Juan Non-Volokh weighs in on Alcohol Taxes over at The Volokh Conspiracy.
Juan argues that alcohol taxes might be bad because they reduce the drinking of non-problem drinkers as well as problem drinkers, and small amounts of alcohol consumption can have positive health benefits. Interesting argument. Unlike, say, cigarettes, the optimal amount of alcohol consumption (from a health point of view) may be greater than zero, so the deterrence effect of the tax is not necessarily good.

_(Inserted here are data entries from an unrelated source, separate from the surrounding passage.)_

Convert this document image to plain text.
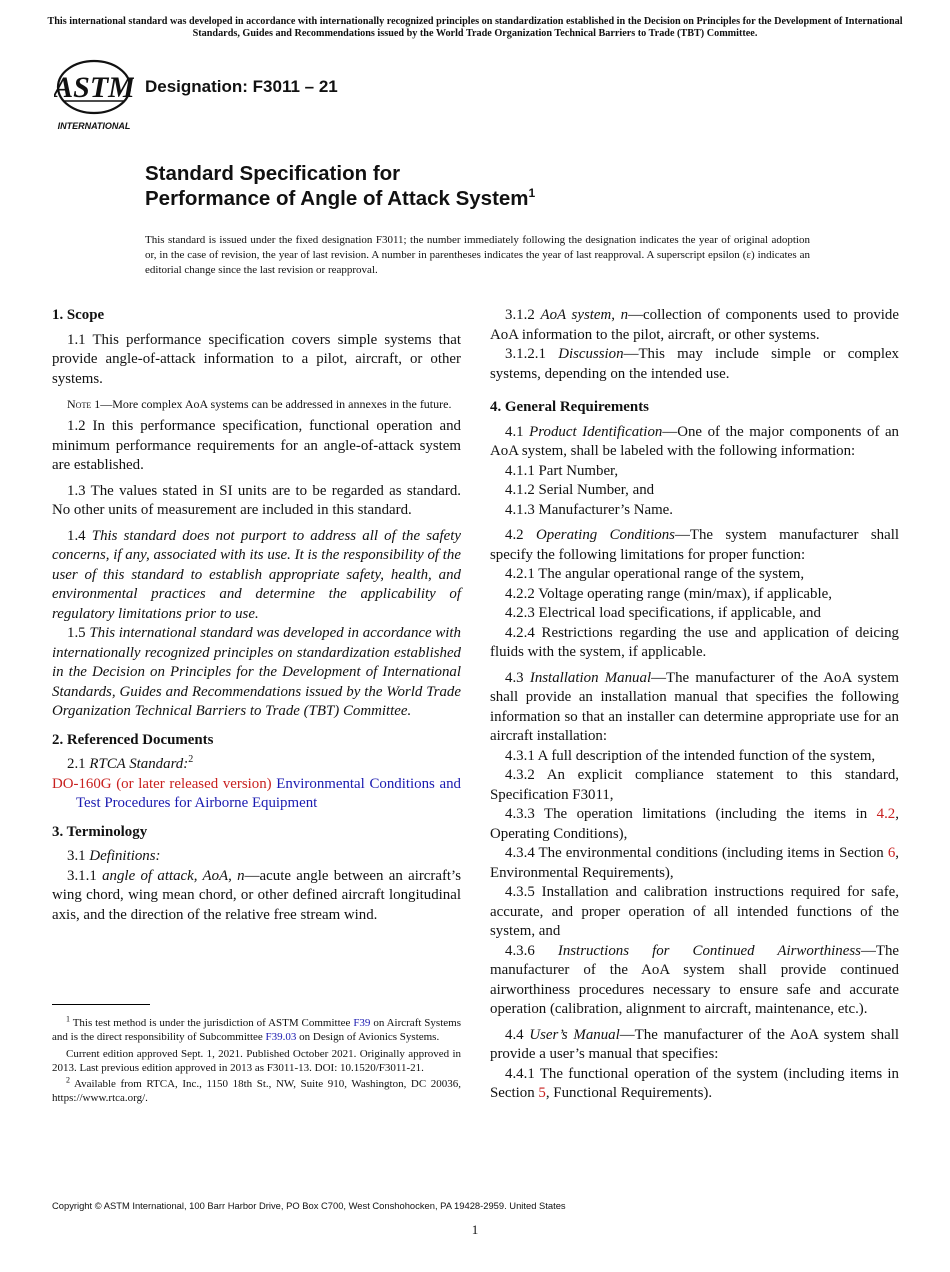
This international standard was developed in accordance with internationally recognized principles on standardization established in the Decision on Principles for the Development of International Standards, Guides and Recommendations issued by the World Trade Organization Technical Barriers to Trade (TBT) Committee.
ASTM
INTERNATIONAL
Designation: F3011 – 21
Standard Specification for
Performance of Angle of Attack System$^1$
This standard is issued under the fixed designation F3011; the number immediately following the designation indicates the year of original adoption or, in the case of revision, the year of last revision. A number in parentheses indicates the year of last reapproval. A superscript epsilon (ε) indicates an editorial change since the last revision or reapproval.
1. Scope

1.1 This performance specification covers simple systems that provide angle-of-attack information to a pilot, aircraft, or other systems.

Note 1—More complex AoA systems can be addressed in annexes in the future.

1.2 In this performance specification, functional operation and minimum performance requirements for an angle-of-attack system are established.

1.3 The values stated in SI units are to be regarded as standard. No other units of measurement are included in this standard.

1.4 This standard does not purport to address all of the safety concerns, if any, associated with its use. It is the responsibility of the user of this standard to establish appropriate safety, health, and environmental practices and determine the applicability of regulatory limitations prior to use.

1.5 This international standard was developed in accordance with internationally recognized principles on standardization established in the Decision on Principles for the Development of International Standards, Guides and Recommendations issued by the World Trade Organization Technical Barriers to Trade (TBT) Committee.

2. Referenced Documents

2.1 RTCA Standard:$^2$

DO-160G (or later released version) Environmental Conditions and Test Procedures for Airborne Equipment

3. Terminology

3.1 Definitions:

3.1.1 angle of attack, AoA, n—acute angle between an aircraft’s wing chord, wing mean chord, or other defined aircraft longitudinal axis, and the direction of the relative free stream wind.

$^1$ This test method is under the jurisdiction of ASTM Committee F39 on Aircraft Systems and is the direct responsibility of Subcommittee F39.03 on Design of Avionics Systems.

Current edition approved Sept. 1, 2021. Published October 2021. Originally approved in 2013. Last previous edition approved in 2013 as F3011-13. DOI: 10.1520/F3011-21.

$^2$ Available from RTCA, Inc., 1150 18th St., NW, Suite 910, Washington, DC 20036, https://www.rtca.org/.

3.1.2 AoA system, n—collection of components used to provide AoA information to the pilot, aircraft, or other systems.

3.1.2.1 Discussion—This may include simple or complex systems, depending on the intended use.

4. General Requirements

4.1 Product Identification—One of the major components of an AoA system, shall be labeled with the following information:

4.1.1 Part Number,

4.1.2 Serial Number, and

4.1.3 Manufacturer’s Name.

4.2 Operating Conditions—The system manufacturer shall specify the following limitations for proper function:

4.2.1 The angular operational range of the system,

4.2.2 Voltage operating range (min/max), if applicable,

4.2.3 Electrical load specifications, if applicable, and

4.2.4 Restrictions regarding the use and application of deicing fluids with the system, if applicable.

4.3 Installation Manual—The manufacturer of the AoA system shall provide an installation manual that specifies the following information so that an installer can determine appropriate use for an aircraft installation:

4.3.1 A full description of the intended function of the system,

4.3.2 An explicit compliance statement to this standard, Specification F3011,

4.3.3 The operation limitations (including the items in 4.2, Operating Conditions),

4.3.4 The environmental conditions (including items in Section 6, Environmental Requirements),

4.3.5 Installation and calibration instructions required for safe, accurate, and proper operation of all intended functions of the system, and

4.3.6 Instructions for Continued Airworthiness—The manufacturer of the AoA system shall provide continued airworthiness procedures necessary to ensure safe and accurate operation (calibration, alignment to aircraft, maintenance, etc.).

4.4 User’s Manual—The manufacturer of the AoA system shall provide a user’s manual that specifies:

4.4.1 The functional operation of the system (including items in Section 5, Functional Requirements).

Copyright © ASTM International, 100 Barr Harbor Drive, PO Box C700, West Conshohocken, PA 19428-2959. United States
1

I wonder, though, if the positive health benefits of small amounts of alcohol consumption are somewhat offset by other bad externalities, e.g. increased drinking and driving. It's also hard to know if alcohol taxes have a uniform deterrence effect, or if non-problem drinkers are less affected, in which case Juan's argument is a little thin. In other words, a stiff 50% tax might lead Don Drunk to consume 6 beers instead of 8 (since he only has $x in his pocket) but Healthy Harry has two glasses of red wine either way. Or, it could be the other way around. I'll leave this to the economists and scientists to sort out.
Wednesday, July 16, 2003
In my current research, I am looking for instances where the Treasury issued (or proposed) a regulation that is inconsistent (or arguably inconsistent) with then-existing judicial precedent. I have found the following instances: (1) check the box regulations and Morrissey; (2) proposed INDOPCO regulations and INDOPCO; (3) continuity of interest regulations and Heintz/McDonalds; and (4) anti-Bausch & Lomb regs and Bausch & Lomb. If anybody out there can think of any others, please e-mail me.
Monday, July 14, 2003
Legal Transitions, Rational Expectations, and Legal Progress
Kyle Logue has posted a paper on SSRN, Legal Transitions, Rational Expectations, and Legal Progress. I haven't read the paper yet, but I read an earlier draft last year.
When it comes to legal transitions, tax law is often at the forefront of the debate, and Logue's paper adds to that important debate. (Taxprofs Graetz, Shaviro and Kaplow, among others, have done important work on transitions.)